In the early years of Saint Procopius Abbey in Lisle, Illinois, it had a seminary run by the Benedictines. A story has it there was an old professor who would periodically tell his students, “You got enough under your scull caps, now it’s time to get dirt under your fingernails.” And off the seminarians would march to work in the monastery garden or on the grounds.
The lesson of this old monk has been a salvation for me. I remember once falling into deep depression. Suddenly I recalled his wise words and dropped all intellectual work and spent a week cutting lawns, weeding and pruning trees. I literally came home each night covered from head to foot with dirt. My depression not only disappeared immediately, but my mood soared and I really felt good about myself. The connection with nature and physical exertion was just what the doctor ordered.
Later I told the Archabbot of Saint Vincent’s Benedictine Archabbey in Latrobe, Pennsylvania about my experience. He replied, “We have several older monks who have gardens.” He fully concurred that there is a beautiful spiritual wisdom in working with nature and being outdoors.

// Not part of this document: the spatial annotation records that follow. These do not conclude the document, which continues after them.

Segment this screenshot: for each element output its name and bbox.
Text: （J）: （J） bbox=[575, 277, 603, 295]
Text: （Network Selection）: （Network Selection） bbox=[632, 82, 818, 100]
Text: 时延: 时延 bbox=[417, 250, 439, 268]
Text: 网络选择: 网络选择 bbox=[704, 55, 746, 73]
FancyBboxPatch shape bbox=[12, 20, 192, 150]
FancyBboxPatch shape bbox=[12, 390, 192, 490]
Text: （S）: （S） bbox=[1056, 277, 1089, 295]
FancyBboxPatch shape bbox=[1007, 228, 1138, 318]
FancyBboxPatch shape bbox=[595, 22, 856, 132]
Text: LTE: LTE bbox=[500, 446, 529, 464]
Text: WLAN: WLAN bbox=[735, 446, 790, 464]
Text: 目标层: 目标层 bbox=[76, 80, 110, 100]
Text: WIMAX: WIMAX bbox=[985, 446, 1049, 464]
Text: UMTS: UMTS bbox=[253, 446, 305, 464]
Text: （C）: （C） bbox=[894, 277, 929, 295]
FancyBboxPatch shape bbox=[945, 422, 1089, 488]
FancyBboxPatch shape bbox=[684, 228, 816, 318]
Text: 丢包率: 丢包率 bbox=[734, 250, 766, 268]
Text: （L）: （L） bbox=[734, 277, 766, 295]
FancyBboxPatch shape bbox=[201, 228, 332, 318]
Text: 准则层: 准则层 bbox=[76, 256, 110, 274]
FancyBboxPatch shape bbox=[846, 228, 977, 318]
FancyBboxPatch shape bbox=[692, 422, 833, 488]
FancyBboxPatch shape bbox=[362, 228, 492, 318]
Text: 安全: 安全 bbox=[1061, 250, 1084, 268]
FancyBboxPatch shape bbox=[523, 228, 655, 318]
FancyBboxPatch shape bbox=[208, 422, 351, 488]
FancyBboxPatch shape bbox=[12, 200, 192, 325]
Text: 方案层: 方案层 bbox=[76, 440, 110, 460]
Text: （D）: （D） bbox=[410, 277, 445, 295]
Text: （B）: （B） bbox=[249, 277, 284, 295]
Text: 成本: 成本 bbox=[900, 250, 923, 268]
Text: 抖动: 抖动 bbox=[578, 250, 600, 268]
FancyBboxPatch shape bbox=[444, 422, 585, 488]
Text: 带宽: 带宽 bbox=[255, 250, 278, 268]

The Greeks coined the motto “sound body, sound mind.” Truth would ask: how earnest are we in cultivating physical fitness? How much are we growing not only in our spiritual and intellectual life, but in it? Do we balance all three of them? When last have we conducted an inventory on what we eat, how often we exercise and the methods we have cultivated to reduce stress and get fit? Most important of all, have we ever reflected on how much of the success of the new millennium priesthood depends on balancing the intellectual and spiritual with physical fitness?
As young seminarians, we would joke about those who were forever working on fitness. We called this “body cult,” and considered it inappropriate for the priesthood and its spiritual life. It just didn’t fit in with the philosophy and theology needed to be a church leader. There’s no more joking about it these days. Too many diocesan medical plans are paying enormous medical bills for priests who have failed to remain fit. Too many priests are in rehabilitation centers for psychological problems that might have been fended off had they worked on their physical health. Psychological and physical health is strongly correlated! So, too, is the health of the church correlated to the health of its priests.